The Riddle of the Image is written by conservator Spike Bucklow, one of the senior research scientists at the Fitzwilliam Museum’s Hamilton Kerr Institute for the conservation of easel paintings.

The book analyses some of the most well-known medieval works of art to throw new light on art production techniques that have been lost for centuries.

Case studies included England’s oldest medieval altarpiece, the Westminster Retable, made in 1260 AD.

Commissioned by Henry III during the construction of Westminster Abbey, the altarpiece’s use of fake gemstones is already well documented. However it was uncovered whilst researching the book exactly how much the king would have paid for the Retable.

Using centuries-old records of accounts from Westminster Abbey, Bucklow was able to determine prices for the amount of wood used, the area of glass needed, each pigment of paint, and the wages the carpenters and painters were paid. This information was combined with practice-based research into the Retable whilst it was being restored at the Hamilton Kerr Institute.

"This is bargain basement stuff, it was all dirt cheap," he said. "While some of the other objects in Riddle of the Image would have been cost the same as a farm or country home, the Westminster Abbey altarpiece would have cost no more than eight cows or about £5 in 13th century money.

"Historians have often thought that a financially constrained Henry was cutting corners, but you don’t spend as much as he did on the rest of the Abbey and then cut corners on the most visual and most important area for the crowning of monarchs."
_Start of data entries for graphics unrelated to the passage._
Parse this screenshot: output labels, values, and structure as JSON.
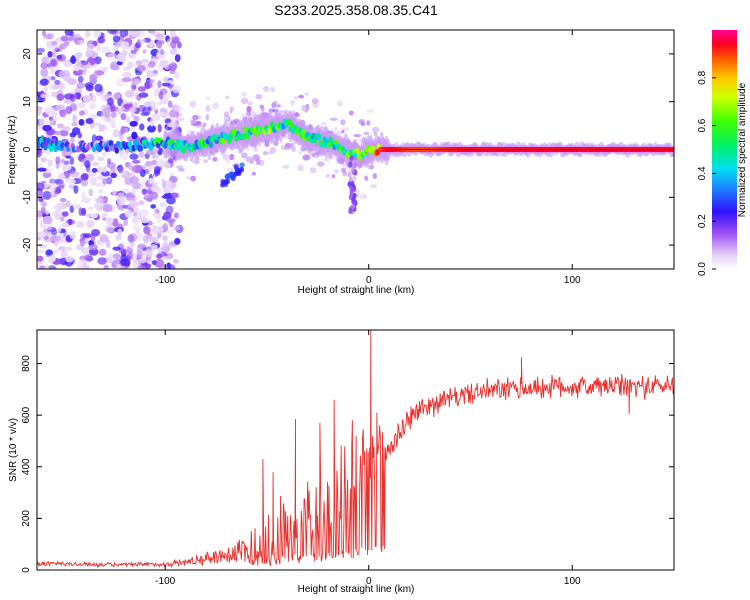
{
  "chart_data": [
    {
      "type": "heatmap",
      "title": "S233.2025.358.08.35.C41",
      "xlabel": "Height of straight line (km)",
      "ylabel": "Frequency (Hz)",
      "xlim": [
        -163,
        150
      ],
      "ylim": [
        -25,
        25
      ],
      "xticks": [
        -100,
        0,
        100
      ],
      "yticks": [
        -20,
        -10,
        0,
        10,
        20
      ],
      "colorbar": {
        "label": "Normalized spectral amplitude",
        "range": [
          0,
          1
        ],
        "ticks": [
          "0.0",
          "0.2",
          "0.4",
          "0.6",
          "0.8"
        ]
      },
      "ridge": {
        "x": [
          -163,
          -150,
          -140,
          -130,
          -120,
          -110,
          -100,
          -90,
          -80,
          -70,
          -60,
          -50,
          -45,
          -40,
          -30,
          -20,
          -10,
          -5,
          0,
          5,
          10,
          20,
          30,
          50,
          80,
          100,
          120,
          150
        ],
        "freq": [
          1.5,
          0.5,
          0.5,
          0.5,
          0.5,
          1.0,
          1.5,
          0.5,
          1.5,
          2.5,
          3.5,
          4.5,
          5.0,
          5.5,
          2.5,
          1.5,
          -0.5,
          -1.0,
          -0.5,
          0,
          0,
          0,
          0,
          0,
          0,
          0,
          0,
          0
        ],
        "amplitude": [
          0.4,
          0.2,
          0.2,
          0.25,
          0.3,
          0.4,
          0.45,
          0.5,
          0.45,
          0.5,
          0.5,
          0.55,
          0.5,
          0.45,
          0.5,
          0.45,
          0.5,
          0.55,
          0.7,
          0.9,
          0.95,
          0.9,
          0.9,
          0.95,
          0.95,
          0.95,
          0.95,
          0.95
        ]
      }
    },
    {
      "type": "line",
      "xlabel": "Height of straight line (km)",
      "ylabel": "SNR (10 * v/v)",
      "xlim": [
        -163,
        150
      ],
      "ylim": [
        0,
        930
      ],
      "xticks": [
        -100,
        0,
        100
      ],
      "yticks": [
        0,
        200,
        400,
        600,
        800
      ],
      "series": [
        {
          "name": "SNR",
          "color": "#e8302e",
          "x": [
            -163,
            -140,
            -120,
            -100,
            -90,
            -80,
            -70,
            -60,
            -55,
            -50,
            -45,
            -40,
            -35,
            -30,
            -25,
            -20,
            -15,
            -10,
            -5,
            0,
            5,
            10,
            15,
            20,
            25,
            30,
            40,
            50,
            60,
            70,
            80,
            90,
            100,
            110,
            120,
            130,
            140,
            150
          ],
          "mean": [
            25,
            22,
            20,
            22,
            30,
            45,
            60,
            75,
            90,
            110,
            130,
            150,
            170,
            190,
            210,
            230,
            250,
            270,
            300,
            330,
            400,
            470,
            530,
            590,
            620,
            640,
            665,
            685,
            695,
            700,
            705,
            710,
            710,
            710,
            712,
            712,
            712,
            715
          ],
          "spread": [
            15,
            10,
            10,
            12,
            20,
            30,
            45,
            90,
            120,
            150,
            180,
            170,
            160,
            180,
            200,
            220,
            260,
            280,
            300,
            330,
            180,
            90,
            70,
            60,
            55,
            55,
            50,
            50,
            55,
            55,
            55,
            55,
            55,
            55,
            55,
            55,
            55,
            55
          ],
          "peaks": [
            {
              "x": -52,
              "y": 430
            },
            {
              "x": -47,
              "y": 380
            },
            {
              "x": -36,
              "y": 585
            },
            {
              "x": -24,
              "y": 570
            },
            {
              "x": -17,
              "y": 660
            },
            {
              "x": -8,
              "y": 580
            },
            {
              "x": 1,
              "y": 930
            },
            {
              "x": 4,
              "y": 610
            },
            {
              "x": 75,
              "y": 825
            },
            {
              "x": 128,
              "y": 605
            }
          ]
        }
      ]
    }
  ]
}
Rather than penny-pinching to preserve pounds, crowns and shillings, Bucklow believes that Henry III deliberately chose cheap materials and fake gemstones to accentuate one of the key themes of the altarpiece - miraculous transformations.

Each chapter in the book is devoted to one of five objects and each explores the connections between artists’ materials and their everyday life; showing how materials could be used philosophically and playfully.

The Riddle of the Image is available in the Fitzwilliam Museum bookshop and online.